VolSync Backup & Restore

VolSync provides automated PVC backup and restore using Kopia. All backup configuration is templated via shared Kustomize components.


Architecture

ReplicationSource (per app)
  └── VolSync operator → Kopia mover pod → S3 backup repository
ReplicationDestination (per app)
  └── VolSync operator → Kopia mover pod → restores to new PVC

Credentials (S3 endpoint, bucket, keys) are synced from 1Password via ExternalSecret in kubernetes/components/volsync/externalsecret.yaml.


Shared Components

Located in kubernetes/components/volsync/. Apps include them via:

# app/kustomization.yaml
components:
    - ../../../components/volsync
FilePurpose
pvc.yamlPVC definition
replicationsource.yamlBackup schedule + Kopia config
replicationdestination.yamlRestore destination
externalsecret.yamlS3 credentials from 1Password

Key Settings

  • fsGroupChangePolicy: OnRootMismatch — prevents recursive chown on every backup.

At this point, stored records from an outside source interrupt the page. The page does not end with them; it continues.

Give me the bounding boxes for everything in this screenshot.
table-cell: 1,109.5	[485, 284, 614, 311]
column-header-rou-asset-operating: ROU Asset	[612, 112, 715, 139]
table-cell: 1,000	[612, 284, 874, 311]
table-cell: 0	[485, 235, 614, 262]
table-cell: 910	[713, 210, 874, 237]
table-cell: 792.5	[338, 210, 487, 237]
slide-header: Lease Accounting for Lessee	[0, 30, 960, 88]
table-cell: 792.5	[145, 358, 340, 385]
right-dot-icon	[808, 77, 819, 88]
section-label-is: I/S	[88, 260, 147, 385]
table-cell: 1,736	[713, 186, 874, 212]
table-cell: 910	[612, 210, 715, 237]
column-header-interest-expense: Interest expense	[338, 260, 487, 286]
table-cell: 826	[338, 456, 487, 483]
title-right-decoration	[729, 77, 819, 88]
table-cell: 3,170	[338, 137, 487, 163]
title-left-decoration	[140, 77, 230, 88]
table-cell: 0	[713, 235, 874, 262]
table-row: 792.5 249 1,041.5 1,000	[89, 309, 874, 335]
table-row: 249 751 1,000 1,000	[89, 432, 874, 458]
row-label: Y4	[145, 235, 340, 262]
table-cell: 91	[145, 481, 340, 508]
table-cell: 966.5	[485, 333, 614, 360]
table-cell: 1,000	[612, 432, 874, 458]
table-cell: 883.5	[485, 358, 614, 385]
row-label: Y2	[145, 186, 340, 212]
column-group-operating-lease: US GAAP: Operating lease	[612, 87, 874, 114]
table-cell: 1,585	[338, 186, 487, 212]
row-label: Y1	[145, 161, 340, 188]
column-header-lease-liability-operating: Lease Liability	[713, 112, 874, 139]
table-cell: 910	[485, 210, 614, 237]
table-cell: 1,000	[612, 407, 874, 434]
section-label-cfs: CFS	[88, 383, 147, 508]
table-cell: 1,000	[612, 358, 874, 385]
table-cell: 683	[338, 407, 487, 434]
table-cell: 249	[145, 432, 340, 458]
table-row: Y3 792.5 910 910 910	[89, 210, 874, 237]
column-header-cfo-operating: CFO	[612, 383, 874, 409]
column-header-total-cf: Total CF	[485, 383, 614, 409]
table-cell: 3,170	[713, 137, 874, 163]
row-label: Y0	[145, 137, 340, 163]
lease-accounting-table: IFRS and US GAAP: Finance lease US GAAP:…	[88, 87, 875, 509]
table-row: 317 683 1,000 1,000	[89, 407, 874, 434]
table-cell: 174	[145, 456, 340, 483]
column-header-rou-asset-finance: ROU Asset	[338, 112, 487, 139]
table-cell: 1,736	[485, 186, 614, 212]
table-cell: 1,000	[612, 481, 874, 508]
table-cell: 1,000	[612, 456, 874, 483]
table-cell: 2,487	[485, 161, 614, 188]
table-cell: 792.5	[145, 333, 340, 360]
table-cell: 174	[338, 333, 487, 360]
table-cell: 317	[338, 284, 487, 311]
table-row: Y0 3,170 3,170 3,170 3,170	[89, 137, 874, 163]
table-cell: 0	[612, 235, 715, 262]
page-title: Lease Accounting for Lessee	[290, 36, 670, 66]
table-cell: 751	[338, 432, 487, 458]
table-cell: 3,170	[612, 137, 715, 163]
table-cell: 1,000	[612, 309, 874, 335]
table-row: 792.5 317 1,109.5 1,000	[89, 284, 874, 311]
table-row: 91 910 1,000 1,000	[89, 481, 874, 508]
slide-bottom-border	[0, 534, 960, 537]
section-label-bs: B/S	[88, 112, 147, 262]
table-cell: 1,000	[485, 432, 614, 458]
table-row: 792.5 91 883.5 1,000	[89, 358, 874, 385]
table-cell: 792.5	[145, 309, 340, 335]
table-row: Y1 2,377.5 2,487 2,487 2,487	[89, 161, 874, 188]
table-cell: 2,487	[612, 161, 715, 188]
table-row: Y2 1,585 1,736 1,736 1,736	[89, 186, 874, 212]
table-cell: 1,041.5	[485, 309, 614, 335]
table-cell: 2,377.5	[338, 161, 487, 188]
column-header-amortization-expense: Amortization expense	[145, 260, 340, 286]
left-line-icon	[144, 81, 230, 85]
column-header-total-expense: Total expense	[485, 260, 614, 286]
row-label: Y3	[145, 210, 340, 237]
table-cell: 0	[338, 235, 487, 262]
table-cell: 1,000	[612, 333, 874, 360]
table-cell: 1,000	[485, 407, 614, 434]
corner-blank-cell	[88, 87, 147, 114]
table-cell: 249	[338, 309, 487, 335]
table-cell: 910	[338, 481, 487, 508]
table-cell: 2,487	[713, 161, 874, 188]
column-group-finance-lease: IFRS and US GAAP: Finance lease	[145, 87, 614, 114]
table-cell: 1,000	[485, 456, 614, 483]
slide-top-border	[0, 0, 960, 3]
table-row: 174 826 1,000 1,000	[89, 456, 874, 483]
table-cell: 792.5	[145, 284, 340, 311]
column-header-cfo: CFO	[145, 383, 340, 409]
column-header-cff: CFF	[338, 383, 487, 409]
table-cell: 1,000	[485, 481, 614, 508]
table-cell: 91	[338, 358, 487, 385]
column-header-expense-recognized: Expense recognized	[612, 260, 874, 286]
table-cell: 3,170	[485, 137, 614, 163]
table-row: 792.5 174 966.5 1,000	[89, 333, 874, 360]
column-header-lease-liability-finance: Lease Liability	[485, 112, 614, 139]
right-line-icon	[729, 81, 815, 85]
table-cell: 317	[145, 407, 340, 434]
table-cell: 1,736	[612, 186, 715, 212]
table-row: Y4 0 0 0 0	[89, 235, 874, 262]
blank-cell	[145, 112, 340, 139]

Critical for apps with large filesystems (e.g. Jellyfin with 21k+ trickplay files — without this, backups take 1 hour+ just on chown).
  • moverAffinity podAntiAffinity — spreads mover pods across nodes. Without this, all backup jobs land on a single node causing concurrent RBD mount storms and CSI failures.

Note: the descheduler cannot help here — it excludes Job-owned pods from eviction. Anti-affinity must be set at scheduling time.


Triggering a Manual Backup

# Annotate the ReplicationSource to trigger an immediate backup
kubectl annotate replicationsource <app> \
  volsync.backube/trigger-immediate-backup="$(date +%s)" \
  -n <namespace>

# Watch the backup job
kubectl get jobs -n <namespace> -w
kubectl logs -n <namespace> job/volsync-src-<app> -f

Restoring a PVC

Method 1: Restore to existing app (rolling restore)

  1. Scale down the app:

    kubectl scale deploy/<app> -n <namespace> --replicas=0
    
  2. Delete the existing PVC:

    kubectl delete pvc <app-data-pvc> -n <namespace>
    
  3. Apply or annotate the ReplicationDestination to trigger a restore:

    kubectl annotate replicationdestination <app> \
      volsync.backube/trigger-immediate-restore="$(date +%s)" \
      -n <namespace>
    
  4. Wait for the restore job to complete:

    kubectl get replicationdestination <app> -n <namespace> -w
    
  5. The restored PVC is now bound. Scale the app back up:

    kubectl scale deploy/<app> -n <namespace> --replicas=1
    

Method 2: Restore to a new namespace (disaster recovery)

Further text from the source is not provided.